There were positive impacts on artists, who were stretched personally and professionally in their work, with the ‘mentoring model’ helping them become more confident in working with older people in residential homes.

Staff also benefited. Their perceptions about the capabilities of residents living with dementia improved and they grew more confident with leading creative activities. They also became more likely to engage in cultural activity in their spare time.

‘Humbling and challenging’

1,500 residents and 300 care home staff in Wales – representing almost 20% of care homes in the country – took part in the project between 2015 and 2017.

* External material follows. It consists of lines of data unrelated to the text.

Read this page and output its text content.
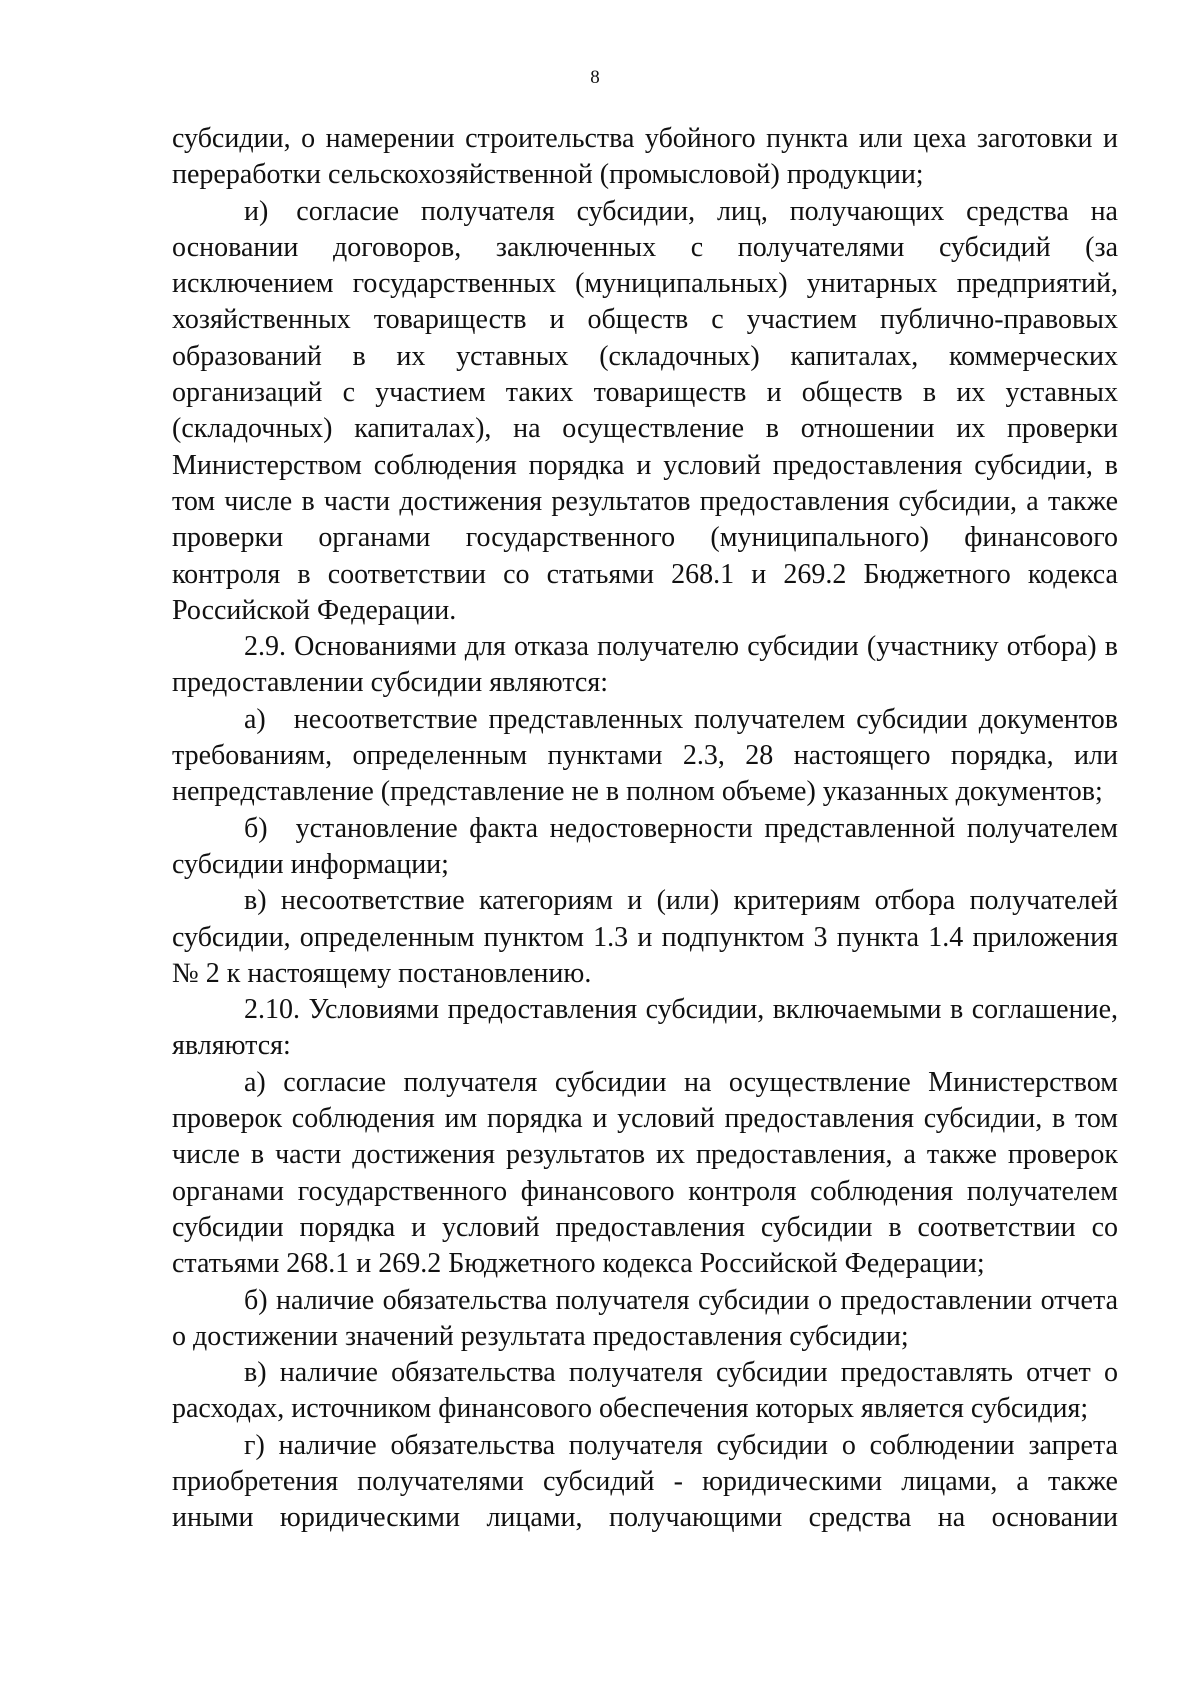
8

субсидии, о намерении строительства убойного пункта или цеха заготовки и переработки сельскохозяйственной (промысловой) продукции;

и) согласие получателя субсидии, лиц, получающих средства на основании договоров, заключенных с получателями субсидий (за исключением государственных (муниципальных) унитарных предприятий, хозяйственных товариществ и обществ с участием публично-правовых образований в их уставных (складочных) капиталах, коммерческих организаций с участием таких товариществ и обществ в их уставных (складочных) капиталах), на осуществление в отношении их проверки Министерством соблюдения порядка и условий предоставления субсидии, в том числе в части достижения результатов предоставления субсидии, а также проверки органами государственного (муниципального) финансового контроля в соответствии со статьями 268.1 и 269.2 Бюджетного кодекса Российской Федерации.

2.9. Основаниями для отказа получателю субсидии (участнику отбора) в предоставлении субсидии являются:

а) несоответствие представленных получателем субсидии документов требованиям, определенным пунктами 2.3, 28 настоящего порядка, или непредставление (представление не в полном объеме) указанных документов;

б) установление факта недостоверности представленной получателем субсидии информации;

в) несоответствие категориям и (или) критериям отбора получателей субсидии, определенным пунктом 1.3 и подпунктом 3 пункта 1.4 приложения № 2 к настоящему постановлению.

2.10. Условиями предоставления субсидии, включаемыми в соглашение, являются:

а) согласие получателя субсидии на осуществление Министерством проверок соблюдения им порядка и условий предоставления субсидии, в том числе в части достижения результатов их предоставления, а также проверок органами государственного финансового контроля соблюдения получателем субсидии порядка и условий предоставления субсидии в соответствии со статьями 268.1 и 269.2 Бюджетного кодекса Российской Федерации;

б) наличие обязательства получателя субсидии о предоставлении отчета о достижении значений результата предоставления субсидии;

в) наличие обязательства получателя субсидии предоставлять отчет о расходах, источником финансового обеспечения которых является субсидия;

г) наличие обязательства получателя субсидии о соблюдении запрета приобретения получателями субсидий - юридическими лицами, а также иными юридическими лицами, получающими средства на основании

16 professional artists, who specialised in performing arts, music, prose and visual arts, were paired with an expert ‘mentor’ for the duration of the project. Each of the artists delivered creative sessions for older people in care homes across eight eight-week residencies.

Wellbeing was found to have increased among residents who engaged with all art forms, but the greatest impact came from those taking part in prose sessions, followed by music. One resident was quoted as saying they were having a terrible day, but felt “completely different” after taking part in the session.

Phil George, Chair of the Arts Council of Wales (ACW) – one of the cARTrefu’s funders, alongside The Baring Foundation – said the importance of the activities for those living with dementia “is hard to overstate.”

“The triggering of memories and the reclamation of personhood is powerful and deeply moving to witness. Artists have been humbled, challenged and stimulated by their encounters with residents,” he said.

Legacy

cARTrefu has received repeat funding from ACW and this will continue until 2019. Prolonging the project’s legacy is now seen as the priority.

Staff at care homes will be key to this. Those who participated in the most recent project were provided with activity packs to help them continue with creative activities once the artist residencies ended. The packs included advice on working with clay, leading group writing sessions and performing stories.

The report notes: “This project has important implications for the over 22,000 older people living in care homes in Wales and it is hoped that the results from the evaluation have the gravitas to be used to inform policy to improve the wellbeing of care home residents and staff alike.”